TB diagnosis bursts bubble of complacency

A small bump goes a long way.

A thin silver needle punctures an extended forearm.  A small injection occurs, immediately leaving a small bubble on the surface of the skin. It is now time to wait 72 hours, where a bump or flat surface is the difference between graduating or not graduating.

Monica Lin is a third-year student in the Early Childhood Education program at Ryerson University.  To ensure the safety of the children she would be working with each winter semester, a tuberculosis test is administered every two years.  This year, a small, unwanted bump on her forearm stopped her from completing another successful year.

“I was sitting on the bus a few days after I had done the TB test,” Lin said.  “I looked at my arm and what should have been a little dot, was a purple bump.  I knew something was wrong.”

Lin tested positive for a tuberculosis infection.  This infection could potentially push her goal of helping children aside.  What’s more she has to endure it without her family.

“My whole family is in Taiwan,” Lin said.  “I never thought that this would happen.  All I wanted to do when I found out was to be back home.”

According to the Toronto Public Health website, tuberculosis (TB) is a contagious disease caused by TB bacteria that usually attack the lungs.

Elizabeth Wilhelm, a nurse for the Tuberculosis Prevention and Control Program, explained the importance of getting tested for tuberculosis when working with children.

“Tuberculosis is highly contagious when active, and children have weak immune systems,” Wilhelm said.  “It can spread from their lungs to their brain in a short amount of time, and can be fatal.”

When working with children on a daily basis, it is necessary to get tested every two years to ensure their safety, she said.

The field placement that Lin’s program offers every winter semester was put on hold as she took the necessary precautions to make sure her infection doesn’t become active.

“One third of the world’s population carries the tuberculosis infection,” Wilhelm said.  “10 per cent of those carriers will have the infection become a disease.”

A chest x-ray showed that Lin carried the inactive infection.

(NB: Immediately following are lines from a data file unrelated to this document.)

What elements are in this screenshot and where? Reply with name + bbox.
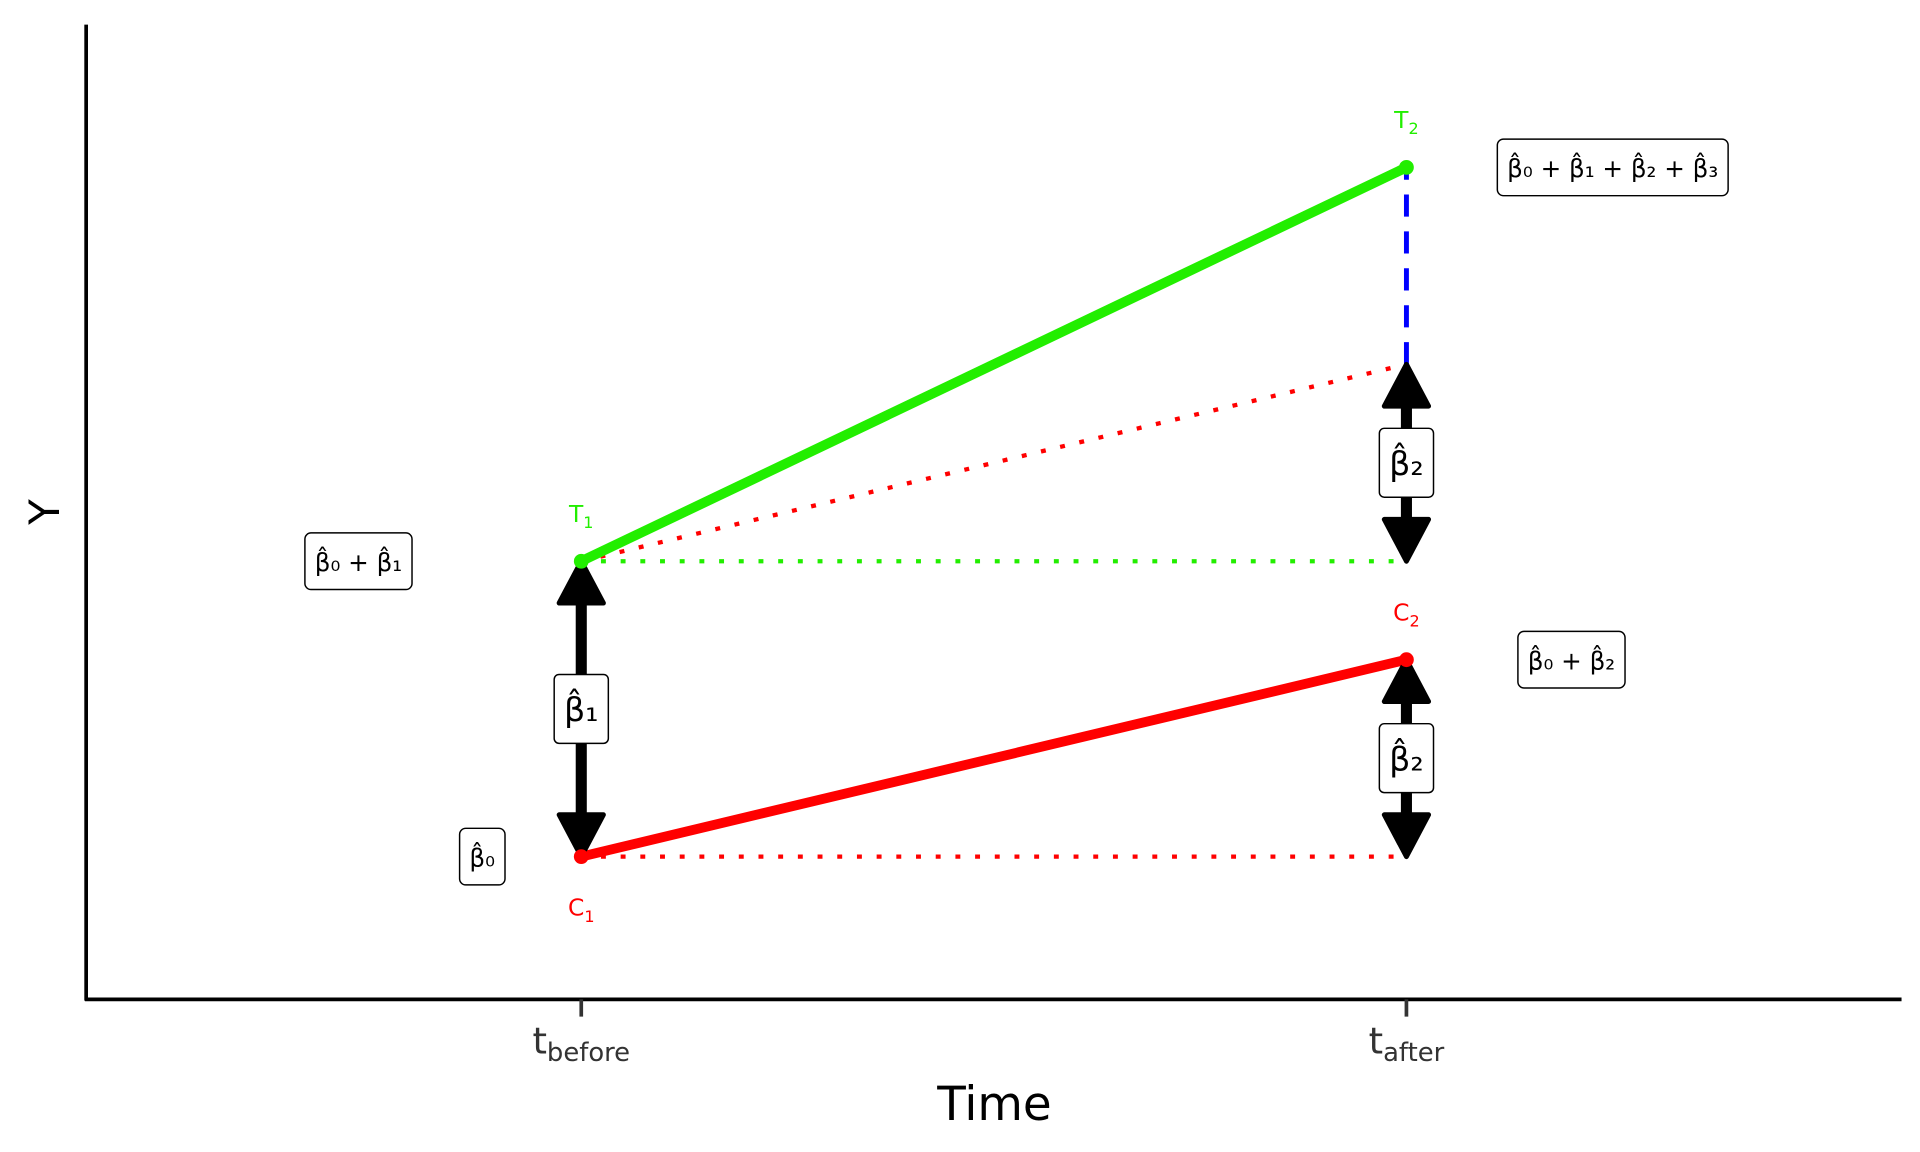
point-label-sub: 1 [583, 513, 593, 532]
arrowhead-down-icon [1381, 812, 1432, 860]
label-beta0-beta2: β̂₀ + β̂₂ [1528, 645, 1615, 675]
x-tick-sub: after [1383, 1038, 1444, 1068]
x-tick-label: tbefore [532, 1020, 630, 1068]
x-tick-base: t [532, 1020, 546, 1063]
point-label: C1 [568, 894, 595, 926]
label-beta0-beta2-box [1517, 630, 1626, 689]
point-label-base: C [1393, 598, 1409, 626]
arrowhead-down-icon [1381, 516, 1432, 564]
data-point [573, 849, 589, 864]
point-label: T1 [568, 500, 593, 532]
label-beta0-to-beta3: β̂₀ + β̂₁ + β̂₂ + β̂₃ [1507, 153, 1718, 183]
y-axis-title: Y [20, 499, 69, 526]
counterfactual-trend-line [580, 362, 1407, 564]
beta2-arrow-treatment-label-box [1378, 427, 1435, 498]
beta2-arrow-treatment-label: β̂₂ [1389, 442, 1424, 483]
arrowhead-down-icon [556, 812, 606, 860]
data-point [1399, 652, 1414, 668]
label-beta0-box [458, 827, 506, 886]
x-tick-label: tafter [1369, 1020, 1445, 1068]
x-tick-sub: before [547, 1038, 630, 1068]
label-beta0: β̂₀ [469, 842, 495, 872]
label-beta0-beta1: β̂₀ + β̂₁ [315, 547, 402, 577]
beta2-arrow-control-label-box [1378, 722, 1435, 794]
arrowhead-up-icon [556, 558, 606, 606]
point-label-base: T [1393, 106, 1409, 134]
beta1-arrow-label: β̂₁ [564, 688, 599, 729]
x-axis-title: Time [936, 1078, 1051, 1132]
arrowhead-up-icon [1381, 657, 1432, 704]
point-label-sub: 2 [1408, 119, 1418, 138]
data-point [1399, 160, 1414, 175]
point-label: C2 [1393, 598, 1420, 630]
point-label-base: C [568, 894, 584, 922]
arrowhead-up-icon [1381, 361, 1432, 409]
label-beta0-beta1-box [304, 532, 413, 591]
treatment-series-line [579, 162, 1409, 566]
label-beta0-to-beta3-box [1496, 138, 1729, 197]
point-label: T2 [1393, 106, 1418, 138]
point-label-base: T [568, 500, 584, 528]
x-tick-base: t [1369, 1020, 1383, 1063]
data-point [573, 553, 589, 569]
control-series-line [580, 654, 1408, 862]
point-label-sub: 1 [584, 907, 594, 926]
beta2-arrow-control-label: β̂₂ [1389, 737, 1424, 778]
beta1-arrow-label-box [553, 673, 610, 745]
point-label-sub: 2 [1410, 611, 1420, 630]
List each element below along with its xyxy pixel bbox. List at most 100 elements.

Consequently she had to begin taking antibiotics daily to keep the TB infection dormant.

“It’s hard for me to take the pills the same time, every day,” Lin said. “I have school, work and a social life. I know it is for the best, but it is tedious.”

Lin’s mother Ya-Wen Jun is a youth care worker in Taiwan. She was one of the reasons that Lin decided to apply to the Early Childhood Education Program at Ryerson University.

“My mom worked hard to help other people,” Lin said.  “I used to go with her to various shelters.  I can still remember how attached the children were to her.”

While Jun is doing what she can to help her daughter get by, she does not lose hope.

“I am sad for my daughter,” Jun said.  “God gave (her) a battle to fight, and I know she will win.”

Lin’s diagnosis raised the awareness of TB within her family. Lin had called her father, Shin-Hua Lin, in Taiwan, and insisted that they get tested.

“I don’t know how I got TB,” Lin said. “I think it may have been from when I was in Taiwan. My first thought was to get my family to do the tests too.”

Lin’s father and her two brothers, Peter and Quintin Lin, all tested positive for the tuberculosis infection.

“If Monica did not do the test, my whole family (would) have the infection and not know,” Jun said.

It’s unclear how the majority of Lin’s family carry the tuberculosis bacterial infection.  Wilhelm said that it may originate in their home country.

“The risk of contracting TB is especially high in a country like Taiwan where there is a high percentage of TB carriers,” Wilhelm said. “It is spread through airborne transmission.”

Despite her infection, Lin feels that it is a blessing in disguise of sorts.

“I would rather be diagnosed with the TB infection than to live my life without knowing,” Lin said. “I will be OK in the long run, and I am glad that now my family will be too.  Who knows what would have happened if I didn’t do the test?”

TB infection is treatable as long as the medication is taken daily for six to 12 months, Wilhelm said. As for Lin, she is able to take part in an international field placement in Taiwan this May, when she will be working at a children’s shelter, to make up for lost time.

She hopes to  graduate from Ryerson University next year, and plans to pursue a career working with children in Taiwan.